Warnock and Jon Ossoff are the first Democrats elected to the U.S. Senate from Georgia since Zell Miller in 2000. Warnock is the first African American to represent Georgia in the Senate, and the first Black Democrat elected to the Senate from a Southern state..
Early life and education
Warnock was born in Savannah, Georgia, on July 23, 1969. He grew up in public housing as the eleventh of twelve children born to Verlene and Jonathan Warnock, both Pentecostal pastors. His father served in the U.S. Army during World War II, where he learned automobile mechanics and welding, and subsequently opened a small car restoration business where he restored junked cars for resale. His mother picked cotton and tobacco in the summers in Waycross, Georgia, as a teenager and became a pastor.

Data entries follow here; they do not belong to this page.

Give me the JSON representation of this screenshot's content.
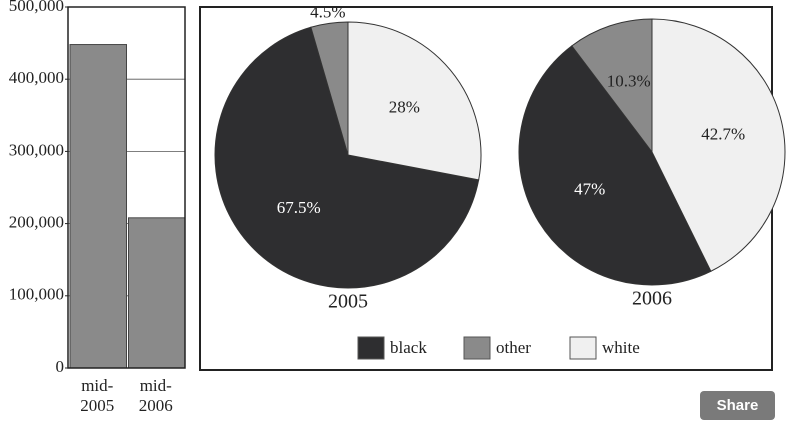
{
  "chart_data": [
    {
      "type": "bar",
      "categories": [
        "mid-\n2005",
        "mid-\n2006"
      ],
      "values": [
        448000,
        208000
      ],
      "color": "#8a8a8a",
      "ylim": [
        0,
        500000
      ],
      "yticks": [
        0,
        {
          "value": 100000,
          "label": "100,000"
        },
        {
          "value": 200000,
          "label": "200,000"
        },
        {
          "value": 300000,
          "label": "300,000"
        },
        {
          "value": 400000,
          "label": "400,000"
        },
        {
          "value": 500000,
          "label": "500,000"
        }
      ],
      "grid": true
    },
    {
      "type": "pie",
      "title": "2005",
      "categories": [
        "black",
        "other",
        "white"
      ],
      "colors": [
        "#2e2e30",
        "#8a8a8a",
        "#f0f0f0"
      ],
      "values": [
        67.5,
        4.5,
        28
      ],
      "value_labels": [
        "67.5%",
        "4.5%",
        "28%"
      ]
    },
    {
      "type": "pie",
      "title": "2006",
      "categories": [
        "black",
        "other",
        "white"
      ],
      "colors": [
        "#2e2e30",
        "#8a8a8a",
        "#f0f0f0"
      ],
      "values": [
        47,
        10.3,
        42.7
      ],
      "value_labels": [
        "47%",
        "10.3%",
        "42.7%"
      ]
    }
  ],
  "share_button": "Share"
}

Warnock graduated from Sol C. Johnson High School in 1987, and having wanted to follow in the footsteps of Martin Luther King Jr., attended Morehouse College, from which he graduated cum laude in 1991 with a Bachelor of Arts degree in psychology.[17][18] He credits his participation in the Upward Bound program for making him college-ready, as he was able to enroll in early college courses through Savannah State University.[16][18] He then earned Master of Divinity, Master of Philosophy, and Doctor of Philosophy degrees from Union Theological Seminary, a school affiliated with Columbia University.
Religious work

Warnock began his ministry as an intern and licentiate at the Sixth Avenue Baptist church in Birmingham, Alabama, under the civil rights movement leader John Thomas Porter. In the 1990s, he served as Youth pastor and then assistant pastor at Abyssinian Baptist Church in New York.
In January 2001, Warnock was elected senior pastor of Douglas Memorial Community Church in Baltimore, Maryland. On Father’s Day 2005, Warnock was named senior pastor of the Ebenezer Baptist Church in Atlanta, Georgia, Martin Luther King Jr.’s former congregation; he is the fifth and the youngest person to serve as Ebenezer’s senior pastor since its founding. He has continued in the post while serving in the Senate.

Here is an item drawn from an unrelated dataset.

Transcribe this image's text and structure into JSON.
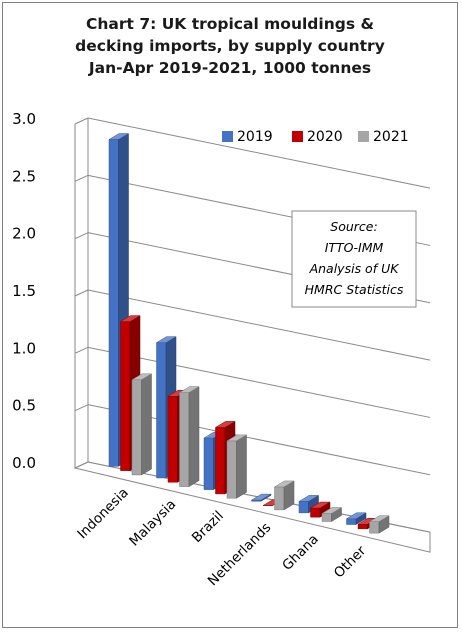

As pastor, Warnock advocated for clemency for Troy Davis, who was executed in 2011. In 2013, he delivered the benediction at the public prayer service at the second inauguration of Barack Obama. After Fidel Castro died in 2016, Warnock told his church to pray for the Cuban people, calling Castro’s legacy “complex, kind of like America’s legacy is complex”. In March 2019, Warnock hosted an interfaith meeting on climate change at his church, featuring Al Gore and William Barber II. He presided at Representative John Lewis’s funeral at Ebenezer Church in July 2020.

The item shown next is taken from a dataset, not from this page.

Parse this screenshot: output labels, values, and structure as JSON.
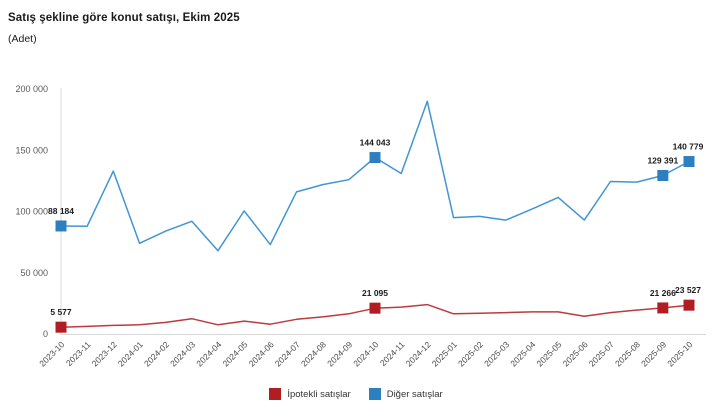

On Easter Sunday 2021, Warnock’s Twitter account tweeted, “The meaning of Easter is more transcendent than the resurrection of Jesus Christ. Whether you are a Christian or not, through a commitment to helping others we are able to save ourselves.” Some conservative Christians and political commentators criticized the tweet, including Benjamin Watson, Allie Beth Stuckey, and Jenna Ellis, who called it “heretical”. The tweet was deleted that afternoon, with a spokesperson for Warnock saying, “the tweet was posted by staff and was not approved” but declining to say whether it reflected Warnock’s beliefs.